The VBSS team officers reported to the Gettysburg bridge to get amplifying information about the vessel, and how it was behaving while the other members of the VBSS team dressed out for the boarding. The VBSS team then reported to the fantail to launch a rigid hulled inflatable boat (RHIB) to transport them to the suspected vessel.

"I look at it kind of like a football game, when we are in the locker room just prepping, thinking about the plays you are going to make, what the other team is going to do, how you are going to counter that to bring your team back home safe." said Lt. j.g. Christian Mack, a member of the VBSS team on board Gettysburg.

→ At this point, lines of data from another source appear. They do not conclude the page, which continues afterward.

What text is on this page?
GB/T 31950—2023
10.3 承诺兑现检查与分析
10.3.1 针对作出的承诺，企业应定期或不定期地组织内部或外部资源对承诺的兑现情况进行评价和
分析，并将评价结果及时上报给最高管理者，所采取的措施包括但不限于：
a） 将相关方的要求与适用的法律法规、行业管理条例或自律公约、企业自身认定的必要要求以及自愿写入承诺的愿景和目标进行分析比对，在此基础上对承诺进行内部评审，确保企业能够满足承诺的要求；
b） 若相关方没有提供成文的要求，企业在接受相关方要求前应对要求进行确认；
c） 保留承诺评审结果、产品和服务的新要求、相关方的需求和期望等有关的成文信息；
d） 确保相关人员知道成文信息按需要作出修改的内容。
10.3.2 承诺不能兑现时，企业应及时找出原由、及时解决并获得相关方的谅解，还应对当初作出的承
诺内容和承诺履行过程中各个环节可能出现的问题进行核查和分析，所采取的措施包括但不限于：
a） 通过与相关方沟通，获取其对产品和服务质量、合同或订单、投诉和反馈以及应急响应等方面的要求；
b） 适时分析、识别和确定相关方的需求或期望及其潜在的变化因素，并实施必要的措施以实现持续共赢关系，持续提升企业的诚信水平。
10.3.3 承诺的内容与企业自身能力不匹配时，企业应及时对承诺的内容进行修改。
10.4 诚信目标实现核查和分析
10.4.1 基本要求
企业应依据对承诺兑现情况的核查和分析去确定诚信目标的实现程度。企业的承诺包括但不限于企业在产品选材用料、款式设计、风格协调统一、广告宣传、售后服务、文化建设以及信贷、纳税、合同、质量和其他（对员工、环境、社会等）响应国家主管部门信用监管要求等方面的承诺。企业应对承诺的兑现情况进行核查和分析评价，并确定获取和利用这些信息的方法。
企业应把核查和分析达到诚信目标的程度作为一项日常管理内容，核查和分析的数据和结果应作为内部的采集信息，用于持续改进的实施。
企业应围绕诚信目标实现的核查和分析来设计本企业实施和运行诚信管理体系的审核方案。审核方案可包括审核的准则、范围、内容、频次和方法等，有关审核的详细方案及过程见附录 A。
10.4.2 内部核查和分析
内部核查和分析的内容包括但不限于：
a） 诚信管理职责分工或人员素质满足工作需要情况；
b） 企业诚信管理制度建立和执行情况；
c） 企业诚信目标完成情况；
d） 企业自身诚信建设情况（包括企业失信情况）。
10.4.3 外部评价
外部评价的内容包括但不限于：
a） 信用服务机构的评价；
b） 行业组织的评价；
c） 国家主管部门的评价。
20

Once on board the small vessel, the VBSS team's job is to conduct a search and determine if it is operating within international law. If they find the vessel is a suspected pirate ship or participating in illegal operations, the team will move to take control of the ship. Team members are trained in engineering and bridge standing procedures so they can maneuver the vessel if needed.

VBSS teams participate in similar training at least once a quarter, either at sea or ashore.

"Being at sea, doing it underway is the best training," said VBSS team member Lt. j.g. Michael Burris.